Mauro Guerrini; Tiziana Possemato, Linked data per biblioteche, archivi e musei: perché l'informazione sia del Web e non solo nel Web. Milano: Editrice Bibliografica, 2015. 257 p. ISBN 978-88-7075-830-6

I dati sono noiose scatole marroni, ed è così che ce li
immaginiamo, no? Perché i dati di per sé non sono di
immediata applicazione, ma in realtà, i dati determinano
tantissime cose nelle nostre vite e ciò accade perché c'è
qualcuno che prende quei dati e ne fa qualcosa [...] voglio
pensare a un mondo in cui tutti abbiano caricato dati sul Web
e dunque praticamente qualunque cosa possiate immaginare
sia sul Web e chiamare il tutto linked data [...]1.

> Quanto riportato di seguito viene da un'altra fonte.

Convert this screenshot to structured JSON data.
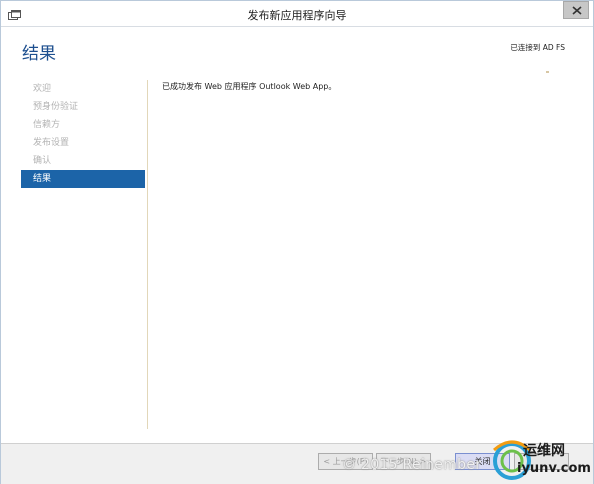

Nel 2009 in un famoso TED talks, Tim Berners-Lee, l'inventore del World wide web, lanciò l'idea dei linked data, individuata come la nuova tecnologia portante per la costruzione del semantic Web. Si tratta di un insieme di best practices per la pubblicazione e il collegamento di dati strutturati sul Web. Queste pratiche sono il fondamento dell'evoluzione dal Web di documenti al Web di dati, uno spazio dati globale che connette dati provenienti da differenti domini.
Il semantic Web è un'estensione del Web tradizionale, nel quale all'informazione viene attribuito un significato ben definito (viene aggiunto uno strato semantico), al fine di migliorare la cooperazione tra uomini e macchine.
Esso ha conosciuto due fasi di sviluppo: una prima fase, caratterizzata da un approccio top down, altrimenti detto dell'"ontologia fondazionale", è riferibile al periodo 1999-2006 e basata sull'idea della costituzione di un modello di conoscenza universale in grado di esprimere i concetti e le relative relazioni, da cui creare i metadati per etichettare le risorse. Questo approccio ha evidenziato tutti i suoi limiti nella difficoltà di raggiungere uno standard ontologico riconosciuto universalmente e definito a priori poiché il Web è un ambiente dinamico e in costante evoluzione e perché risultava difficile esprimere in un linguaggio formale la semantica naturale e soggetta a diverse convenzioni sociali e individuali. La seconda fase, caratterizzata da un approccio bottom up e inaugurata nel 2006, ha visto protagonista ancora una volta Tim Berners-Lee che, insieme a Nigel Shadbolt e Wendy Hall, nell'articolo The semantic Web revisited2 ridefinisce alcuni aspetti del semantic Web proponendo l'idea di sviluppare e migliorare le ontologie in maniera collaborativa, grazie all'intervento di comunità di pratica e alle possibilità offerte dal Web 2.0. I linked data, dunque, ereditano la stessa visione del semantic Web, ma rappresentano un modo di strutturare i dati che si manifesta più flessibile e più adatto alle caratteristiche del Web, che è un ambiente dinamico e in continua evoluzione. Il messaggio essenziale è che, qualunque sia il formato in cui le persone vogliono i dati, e indipendentemente dal formato in cui sono forniti, si usa il modello RDF (Resource description framework) come mezzo per collegarli.
Il semantic Web nasce da un lato dalla necessità di mettere ordine in un ecosistema informativo caratterizzato sempre più da grandi quantità di dati, di rendere i dati e le informazioni maggiormente visibili sul Web e ricercabili dai motori di ricerca generalisti, dall'altro dovrebbe aumentare le potenzialità del Web tradizionale e superare alcune criticità relative alla ricerca di documenti e di informazioni, favorendo la ricerca esplorativa accanto alla ricerca consapevole. I concetti di interoperabilità, tra sistemi e silos, e il concetto di interazione, tra uomini e macchine, diventano centrali.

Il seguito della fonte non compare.